In Czech, women's last names take on the -ová suffix. Even if they aren't Czech, didn't speak Czech or never set a foot into Czechia. For example: Hillary Clintonová

I frankly don't care enough about what languages do to names. If the intent is to wipe out other cultures then it's obviously bad. Like colonizing Brits did with native landmarks (e.g. Uluru -> Ayer's Rock).
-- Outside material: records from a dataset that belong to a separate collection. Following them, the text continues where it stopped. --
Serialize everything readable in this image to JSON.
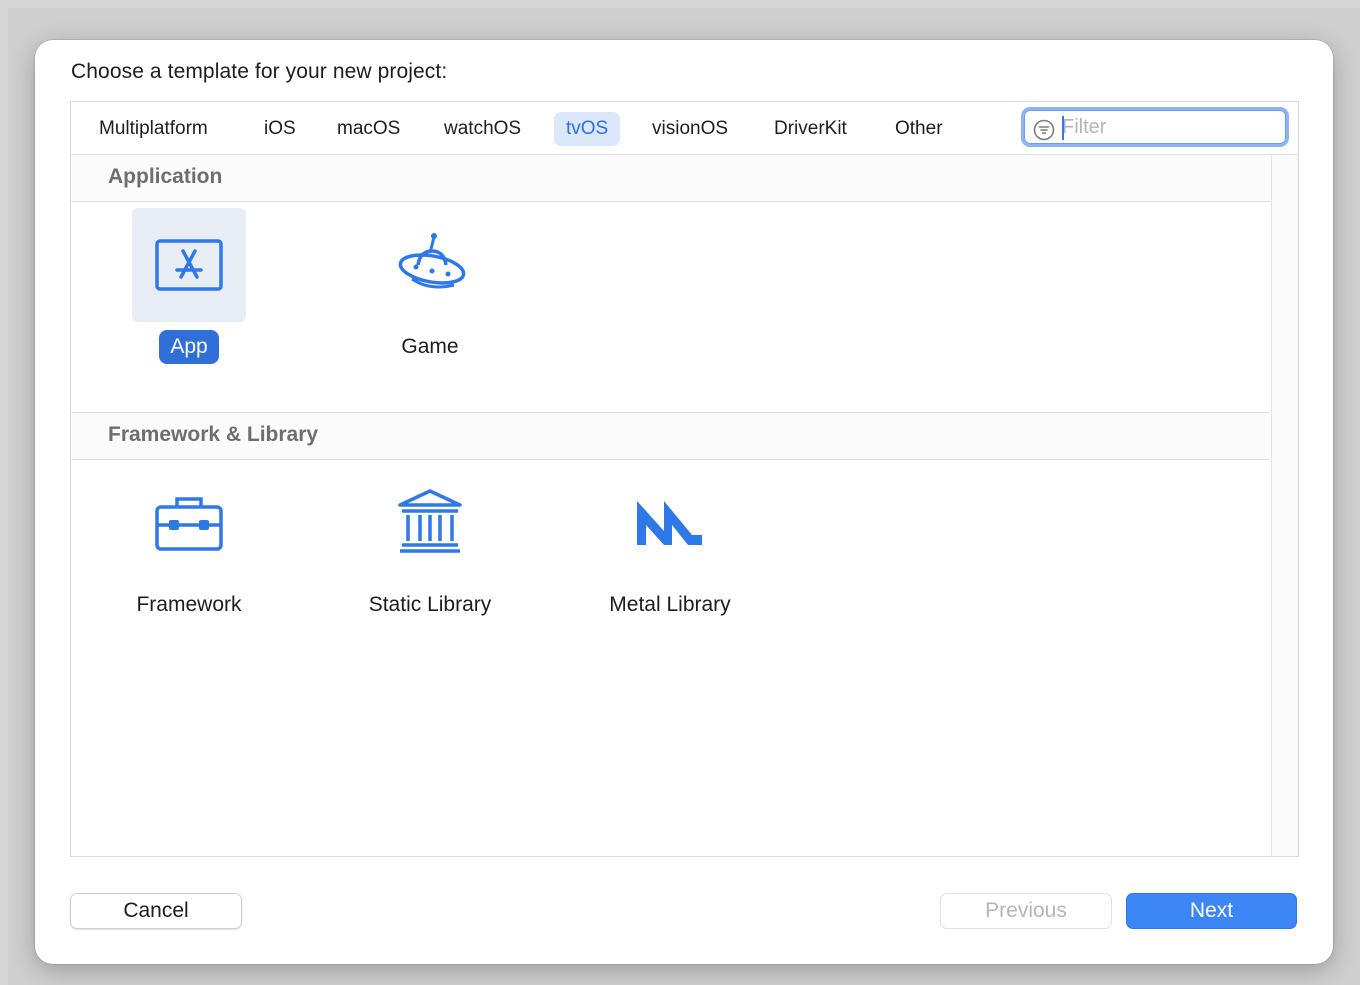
{
  "dialog": {
    "prompt": "Choose a template for your new project:"
  },
  "tabs": [
    {
      "label": "Multiplatform",
      "selected": false
    },
    {
      "label": "iOS",
      "selected": false
    },
    {
      "label": "macOS",
      "selected": false
    },
    {
      "label": "watchOS",
      "selected": false
    },
    {
      "label": "tvOS",
      "selected": true
    },
    {
      "label": "visionOS",
      "selected": false
    },
    {
      "label": "DriverKit",
      "selected": false
    },
    {
      "label": "Other",
      "selected": false
    }
  ],
  "filter": {
    "placeholder": "Filter",
    "value": "",
    "icon": "filter-icon"
  },
  "sections": [
    {
      "title": "Application",
      "templates": [
        {
          "label": "App",
          "icon": "app-store-icon",
          "selected": true
        },
        {
          "label": "Game",
          "icon": "ufo-game-icon",
          "selected": false
        }
      ]
    },
    {
      "title": "Framework & Library",
      "templates": [
        {
          "label": "Framework",
          "icon": "toolbox-icon",
          "selected": false
        },
        {
          "label": "Static Library",
          "icon": "library-building-icon",
          "selected": false
        },
        {
          "label": "Metal Library",
          "icon": "metal-icon",
          "selected": false
        }
      ]
    }
  ],
  "buttons": {
    "cancel": "Cancel",
    "previous": "Previous",
    "next": "Next"
  },
  "colors": {
    "accent": "#3d86f5",
    "icon_blue": "#2f78e8",
    "selected_tab_bg": "#dbe7fb",
    "selected_tab_text": "#2a6ee8"
  }
}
If the intent is to adjust the name to a cultures grammar, pronunciation or similar, I couldn't care less.

[-] Yliaster@lemmy.world 3 points 20 hours ago

Except the intent is very much likely to wipe out other cultures here and not just to match grammar or pronunciation.

Franz -> Ferenc isn't as drastic a change as Ibn Sina -> Avicenna

The former retains similarity to the original whereas the latter makes it completely unclear the origin was Arab.

[-] yetAnotherUser@discuss.tchncs.de 3 points 16 hours ago

Ibn Sina -> Avicenna seems to sound similar though, but I can't speak Latin or Arabic.

At least the cenna and Sina part, you can see they're related. The people Latinizing the name did not just roll a die I presume and had respect for the people who came up with something. It's why algorithm and algebra are both directly from Arabic, algorithm from the guy who wrote this book:

The Concise Book of Calculation by Restoration and Balancing (Arabic: الكتاب المختصر في حساب الجبر والمقابلة, al-Kitāb al-Mukhtaṣar fī Ḥisāb al-Jabr wal-Muqābalah; or Latin: Liber Algebræ et Almucabola)

Al-Jabr

At least in my opinion the Latinization does not seek to hide the fact it's Arabic. In fact, it just takes (directly) untranslatable Arabic terms and puts them into Latin.

It is not certain just what the terms al-jabr and muqabalah mean.

No idea how "Ibn -> Avi" makes sense though, I'd be surprised if it was done with any hostile intent though.

[-] Yliaster@lemmy.world 2 points 14 hours ago

It doesn't come off as Arabic and for a long time I myself, despite having known the Arab name, thought it was a different western guy.

This is is a largely unpopular take if you look into criticisms of how the west names things, provided one has a radicalization towards seeing things such as whitewashing etc.

[-] themoken@startrek.website 31 points 1 day ago

Eh, as long as it's just the proper noun, I don't really care that much. Languages can have their own versions of nouns based on the cultural context at the time. Is calling Deutschland Germany a problem? Zhongguo China? Nah.

You wanna call Shakespeare something different, go for it, it just means he was important enough to have a moniker in another language.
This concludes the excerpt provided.